Important decisions related to the senior wellness centers, convention center and a 70-acre park downtown are among the most significant of Oklahoma City's MAPS 3 agenda items for 2013, but some amount of construction is expected for almost all of the projects.
In total, eight projects comprise the $777 million package approved by city voters in 2009.
David Todd, the city's MAPS program manager, said communication with voters will be critical for those tasked with planning and developing the sales tax-backed program.
Setbacks mark 2012
A few setbacks marked 2012 for the MAPS 3 program, similar to the fits and starts experienced during the original MAPS program. Opinions on a design plan for the proposed downtown boulevard are mixed, for example, and the current MAPS budget will fund less than half of the 70 miles of sidewalks promised to voters.
But Todd said most everything else is on pace to meet voter expectations.
“MAPS 3 probably has more public involvement than probably anything in the history of the city,” Todd said. “Not only are there 80 citizens on the subcommittees, but we've already had two public meetings (for the park) that were well-publicized. We sat there for an hour and a half and let everybody talk about what they wanted to talk about.”
The first MAPS program, approved in 1993, relied on resident-staffed committees to develop individual projects, but a trust authority made project decisions with MAPS for Kids, approved in 2001.
MAPS 3 marked a return to the resident committees but also a return to controversy not seen since the initial MAPS proposal. Both passed with a 54 percent approval rate, the narrowest approval margins of the penny sales tax elections.
City Public Works Director Eric Wenger, who preceded Todd as MAPS director and worked on the original programs, said he thinks project developers have learned to be realistic and honest in developing the budget, scope and schedule for each of the proposals.
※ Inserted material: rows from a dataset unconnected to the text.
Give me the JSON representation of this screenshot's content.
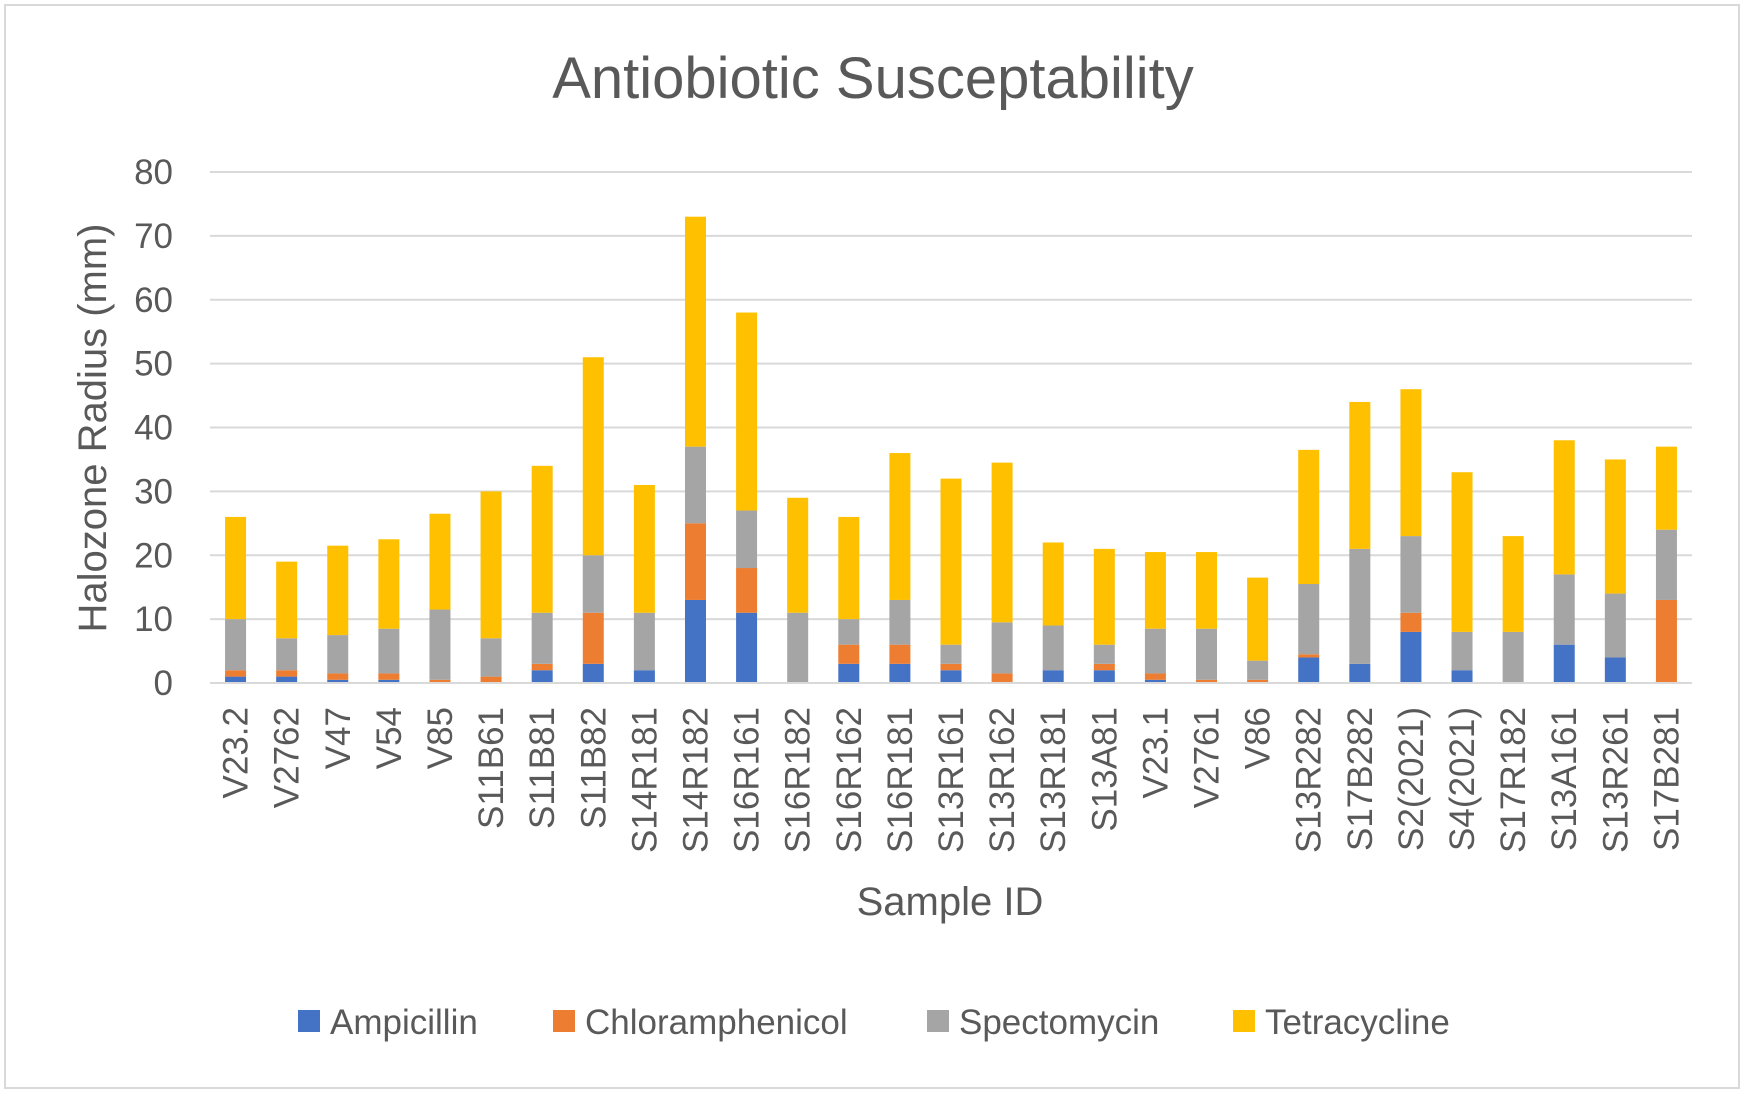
{
  "chart_data": {
    "type": "bar",
    "stacked": true,
    "title": "Antiobiotic Susceptability",
    "xlabel": "Sample ID",
    "ylabel": "Halozone Radius (mm)",
    "ylim": [
      0,
      80
    ],
    "yticks": [
      0,
      10,
      20,
      30,
      40,
      50,
      60,
      70,
      80
    ],
    "grid": true,
    "legend_position": "bottom",
    "categories": [
      "V23.2",
      "V2762",
      "V47",
      "V54",
      "V85",
      "S11B61",
      "S11B81",
      "S11B82",
      "S14R181",
      "S14R182",
      "S16R161",
      "S16R182",
      "S16R162",
      "S16R181",
      "S13R161",
      "S13R162",
      "S13R181",
      "S13A81",
      "V23.1",
      "V2761",
      "V86",
      "S13R282",
      "S17B282",
      "S2(2021)",
      "S4(2021)",
      "S17R182",
      "S13A161",
      "S13R261",
      "S17B281"
    ],
    "series": [
      {
        "name": "Ampicillin",
        "color": "#4472c4",
        "values": [
          1,
          1,
          0.5,
          0.5,
          0,
          0,
          2,
          3,
          2,
          13,
          11,
          0,
          3,
          3,
          2,
          0,
          2,
          2,
          0.5,
          0,
          0,
          4,
          3,
          8,
          2,
          0,
          6,
          4,
          0
        ]
      },
      {
        "name": "Chloramphenicol",
        "color": "#ed7d31",
        "values": [
          1,
          1,
          1,
          1,
          0.5,
          1,
          1,
          8,
          0,
          12,
          7,
          0,
          3,
          3,
          1,
          1.5,
          0,
          1,
          1,
          0.5,
          0.5,
          0.5,
          0,
          3,
          0,
          0,
          0,
          0,
          13
        ]
      },
      {
        "name": "Spectomycin",
        "color": "#a5a5a5",
        "values": [
          8,
          5,
          6,
          7,
          11,
          6,
          8,
          9,
          9,
          12,
          9,
          11,
          4,
          7,
          3,
          8,
          7,
          3,
          7,
          8,
          3,
          11,
          18,
          12,
          6,
          8,
          11,
          10,
          11
        ]
      },
      {
        "name": "Tetracycline",
        "color": "#ffc000",
        "values": [
          16,
          12,
          14,
          14,
          15,
          23,
          23,
          31,
          20,
          36,
          31,
          18,
          16,
          23,
          26,
          25,
          13,
          15,
          12,
          12,
          13,
          21,
          23,
          23,
          25,
          15,
          21,
          21,
          13
        ]
      }
    ]
  }
}
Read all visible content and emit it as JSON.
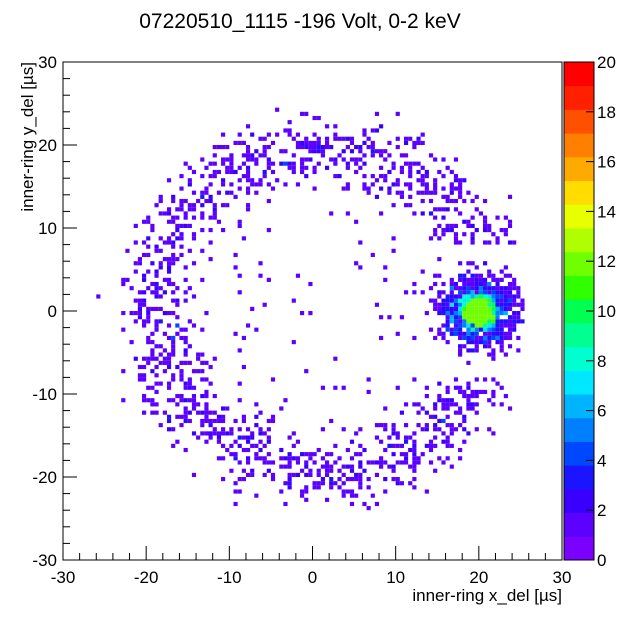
{
  "chart_data": {
    "type": "heatmap",
    "title": "07220510_1115 -196 Volt, 0-2 keV",
    "xlabel": "inner-ring x_del [µs]",
    "ylabel": "inner-ring y_del [µs]",
    "xlim": [
      -30,
      30
    ],
    "ylim": [
      -30,
      30
    ],
    "x_ticks": [
      -30,
      -20,
      -10,
      0,
      10,
      20,
      30
    ],
    "y_ticks": [
      -30,
      -20,
      -10,
      0,
      10,
      20,
      30
    ],
    "bin_width": 0.5,
    "zlim": [
      0,
      20
    ],
    "z_ticks": [
      0,
      2,
      4,
      6,
      8,
      10,
      12,
      14,
      16,
      18,
      20
    ],
    "palette": [
      "#7a00ff",
      "#5c00ff",
      "#3a00ff",
      "#1a14ff",
      "#0048ff",
      "#0080ff",
      "#00b4ff",
      "#00e8ff",
      "#00ffd0",
      "#00ff90",
      "#00ff50",
      "#30ff00",
      "#70ff00",
      "#b0ff00",
      "#e8ff00",
      "#ffdd00",
      "#ffaa00",
      "#ff8000",
      "#ff5000",
      "#ff2000",
      "#ff0000"
    ],
    "description_of_distribution": {
      "ring_center": [
        1.5,
        0.0
      ],
      "ring_radius": 19.5,
      "cluster_center": [
        20.0,
        0.0
      ],
      "cluster_peak_count": 12
    },
    "grid": false
  }
}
“We've got those who were here originally that are still advising using best practices, using previous experiences, to make sure it's successful — and it's not just one or two people, it's a core group,” he said. “We built all the processes in MAPS 1 that are actually still used today.”
Mayor Mick Cornett said the dance of developing such a massive public improvements project requires balancing the expectations of the public with the guidance of experts.
Where city planners might be focused on the pedestrian potential of the proposed boulevard, for example, city engineers are concerned about the ease of getting traffic into and out of downtown.
In any case, Cornett said, Oklahoma City residents have become used to the process.
“They're patient, they're waiting for these projects to open up, and they're basing their expectations on the projects before,” he said. “The key is to ultimately meet their expectations, not to meet their expectations in 2013.”